Today, as Bill Busse has noted in his contribution to this website and Admiral Carroll has also noted, the US is in the process of systematically rejecting the global treaty regime. We discount the United Nations and do not pay our bills. The Anti Ballistic Missile Treaty, the Non-Proliferation Treaty, Kyoto Treaty, the law of the sea, treaties to ban land mines, are all being rejected because they are thought to curb US economic interests. When, according to current thinking, the interests of the smaller corporate group are threatened, the larger community, the global community, may be ignored. The economic movers are not venal. There is no malevolence there. There is no justification to create enemies of the corporate world or its interests. This is simply a competition of values. In this case the economic values of a few are trumping the survival rights and the cultural rights of the many. They are fully sanctioned to do so, since the economic story is the governing story of our age. The treaty regime was, however, a form of limited governance, and since the economic story erodes the treaty regime, we are left not only with a crisis of values, but also with a crisis of governance.

It is consistent that the rest of the world, whether governments or individuals, have little power to affect what our government does, even when we have in the past made our agreements formal, and sanctified them by US Senate ratification. International law holds that treaties are binding, but the US government says that they are not.
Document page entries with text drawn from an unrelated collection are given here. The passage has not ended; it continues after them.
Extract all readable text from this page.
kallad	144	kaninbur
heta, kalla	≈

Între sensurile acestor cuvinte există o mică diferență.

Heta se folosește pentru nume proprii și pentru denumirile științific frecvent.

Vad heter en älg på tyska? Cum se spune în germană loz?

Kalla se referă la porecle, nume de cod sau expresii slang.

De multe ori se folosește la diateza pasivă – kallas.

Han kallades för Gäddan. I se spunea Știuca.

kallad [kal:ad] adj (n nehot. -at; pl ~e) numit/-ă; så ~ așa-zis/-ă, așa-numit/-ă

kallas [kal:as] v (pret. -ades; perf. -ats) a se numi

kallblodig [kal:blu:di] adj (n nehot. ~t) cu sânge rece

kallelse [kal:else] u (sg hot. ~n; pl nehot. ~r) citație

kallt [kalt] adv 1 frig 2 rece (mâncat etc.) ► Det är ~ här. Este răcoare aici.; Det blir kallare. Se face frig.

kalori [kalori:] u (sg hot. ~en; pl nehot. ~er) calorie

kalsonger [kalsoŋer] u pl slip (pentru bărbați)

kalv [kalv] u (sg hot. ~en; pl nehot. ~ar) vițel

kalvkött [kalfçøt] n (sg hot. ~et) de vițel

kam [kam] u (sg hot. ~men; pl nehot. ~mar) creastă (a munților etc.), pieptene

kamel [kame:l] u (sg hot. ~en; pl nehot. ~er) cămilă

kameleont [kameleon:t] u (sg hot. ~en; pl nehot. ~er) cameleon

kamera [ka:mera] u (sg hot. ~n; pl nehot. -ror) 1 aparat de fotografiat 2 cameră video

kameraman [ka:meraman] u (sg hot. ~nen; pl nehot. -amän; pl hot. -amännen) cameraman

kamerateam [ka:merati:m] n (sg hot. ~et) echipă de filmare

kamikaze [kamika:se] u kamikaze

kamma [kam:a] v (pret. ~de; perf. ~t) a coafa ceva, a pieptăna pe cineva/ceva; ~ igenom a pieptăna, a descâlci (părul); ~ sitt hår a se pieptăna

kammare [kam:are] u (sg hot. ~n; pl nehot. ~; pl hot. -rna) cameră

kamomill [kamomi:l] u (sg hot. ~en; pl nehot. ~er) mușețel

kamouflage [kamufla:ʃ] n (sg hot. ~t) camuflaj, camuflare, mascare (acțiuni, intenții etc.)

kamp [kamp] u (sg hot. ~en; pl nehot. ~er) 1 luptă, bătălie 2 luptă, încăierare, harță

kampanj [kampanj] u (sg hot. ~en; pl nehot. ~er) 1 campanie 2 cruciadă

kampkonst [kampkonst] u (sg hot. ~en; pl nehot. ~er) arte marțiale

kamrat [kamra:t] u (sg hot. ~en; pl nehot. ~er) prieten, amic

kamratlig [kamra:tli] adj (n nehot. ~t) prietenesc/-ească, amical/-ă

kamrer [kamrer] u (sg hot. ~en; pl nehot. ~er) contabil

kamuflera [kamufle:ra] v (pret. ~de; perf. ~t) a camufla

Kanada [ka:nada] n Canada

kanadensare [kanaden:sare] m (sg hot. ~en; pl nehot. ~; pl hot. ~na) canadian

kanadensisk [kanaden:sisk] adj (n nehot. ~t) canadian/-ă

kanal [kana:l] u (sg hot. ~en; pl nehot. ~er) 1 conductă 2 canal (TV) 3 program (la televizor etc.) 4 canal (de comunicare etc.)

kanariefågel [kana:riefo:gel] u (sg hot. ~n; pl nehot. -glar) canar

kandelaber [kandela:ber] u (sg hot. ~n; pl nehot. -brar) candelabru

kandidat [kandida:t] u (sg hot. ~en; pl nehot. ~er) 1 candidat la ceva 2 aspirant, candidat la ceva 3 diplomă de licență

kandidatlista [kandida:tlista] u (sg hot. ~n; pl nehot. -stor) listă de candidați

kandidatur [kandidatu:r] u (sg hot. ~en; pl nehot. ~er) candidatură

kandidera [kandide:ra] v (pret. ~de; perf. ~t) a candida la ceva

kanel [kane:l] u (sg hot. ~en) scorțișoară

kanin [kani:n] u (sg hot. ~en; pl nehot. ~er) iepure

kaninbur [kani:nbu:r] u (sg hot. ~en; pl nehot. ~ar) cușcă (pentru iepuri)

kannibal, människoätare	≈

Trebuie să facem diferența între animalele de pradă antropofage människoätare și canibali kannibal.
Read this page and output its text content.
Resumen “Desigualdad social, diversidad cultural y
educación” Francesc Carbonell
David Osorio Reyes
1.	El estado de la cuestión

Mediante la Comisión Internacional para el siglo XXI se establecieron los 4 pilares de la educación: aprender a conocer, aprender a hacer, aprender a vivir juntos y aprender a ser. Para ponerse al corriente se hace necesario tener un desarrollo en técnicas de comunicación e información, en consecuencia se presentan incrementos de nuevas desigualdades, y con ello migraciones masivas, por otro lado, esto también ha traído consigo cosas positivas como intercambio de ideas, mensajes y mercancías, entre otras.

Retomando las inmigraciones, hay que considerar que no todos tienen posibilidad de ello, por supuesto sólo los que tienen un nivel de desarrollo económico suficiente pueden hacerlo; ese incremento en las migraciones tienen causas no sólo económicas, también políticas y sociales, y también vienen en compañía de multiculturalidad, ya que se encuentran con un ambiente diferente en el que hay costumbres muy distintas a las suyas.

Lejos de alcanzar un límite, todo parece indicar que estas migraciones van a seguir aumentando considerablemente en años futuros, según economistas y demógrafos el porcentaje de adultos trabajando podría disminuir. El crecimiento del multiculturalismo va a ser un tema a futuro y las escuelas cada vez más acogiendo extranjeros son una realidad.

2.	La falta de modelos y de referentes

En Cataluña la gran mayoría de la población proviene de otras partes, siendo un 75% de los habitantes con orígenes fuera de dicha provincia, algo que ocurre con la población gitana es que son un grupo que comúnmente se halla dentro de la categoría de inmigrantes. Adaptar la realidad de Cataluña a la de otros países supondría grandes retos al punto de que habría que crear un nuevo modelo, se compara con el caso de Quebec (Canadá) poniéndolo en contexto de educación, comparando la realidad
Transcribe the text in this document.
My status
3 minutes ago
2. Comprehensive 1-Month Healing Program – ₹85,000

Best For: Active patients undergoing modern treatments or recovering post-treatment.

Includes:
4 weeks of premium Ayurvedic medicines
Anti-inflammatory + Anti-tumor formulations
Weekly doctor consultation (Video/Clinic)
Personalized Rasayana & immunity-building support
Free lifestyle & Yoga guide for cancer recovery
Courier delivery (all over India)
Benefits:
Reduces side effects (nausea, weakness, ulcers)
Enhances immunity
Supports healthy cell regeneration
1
Critics are twice shielded from effective complaint, once by the US governmentıs resistance to outside input of any kind and second by the obscurity of the corporate process which is itself protected from scrutiny by US law. Any individual's life, anywhere, may be affected, the survival of his or her children may be affected, but he or she is largely powerless to enter the economic conversation at, say, the federal reserve bank or in corporate boardrooms. Grandchildren, at home and abroad, have no representation and no cause of action.

Nor can it be said that the forces for reconciliation, long-term preservation, and communal value are gaining ground. We waft in that no-man's land between stories, socialism discredited and abandoned, compassion unfunded, philanthropy unfocussed because of the absence of story, or theme, or sense of historic collective purpose. It is because of this need to create a common story, a larger identity encompassing more values than just economic, that we consider reviving the Breakthrough conversations again on a global scale.

At one time in the 1920s, a small group of twenty physicists gathered in Moscow to have their pictures taken together. The photograph still hangs in the Institute of Physics in Moscow. These twenty scientists later became the founders and expositors of quantum theory and went on to move the world toward a new paradigm of reality. We seek now, through the web, to create another new interaction of aspiring minds who might change another paradigm. This time, we seek to launch a dream of larger purpose and larger spirit that encompasses the principal of global interdependence and which, in turn, provides justification for responsible, accessible, and identifiable governance.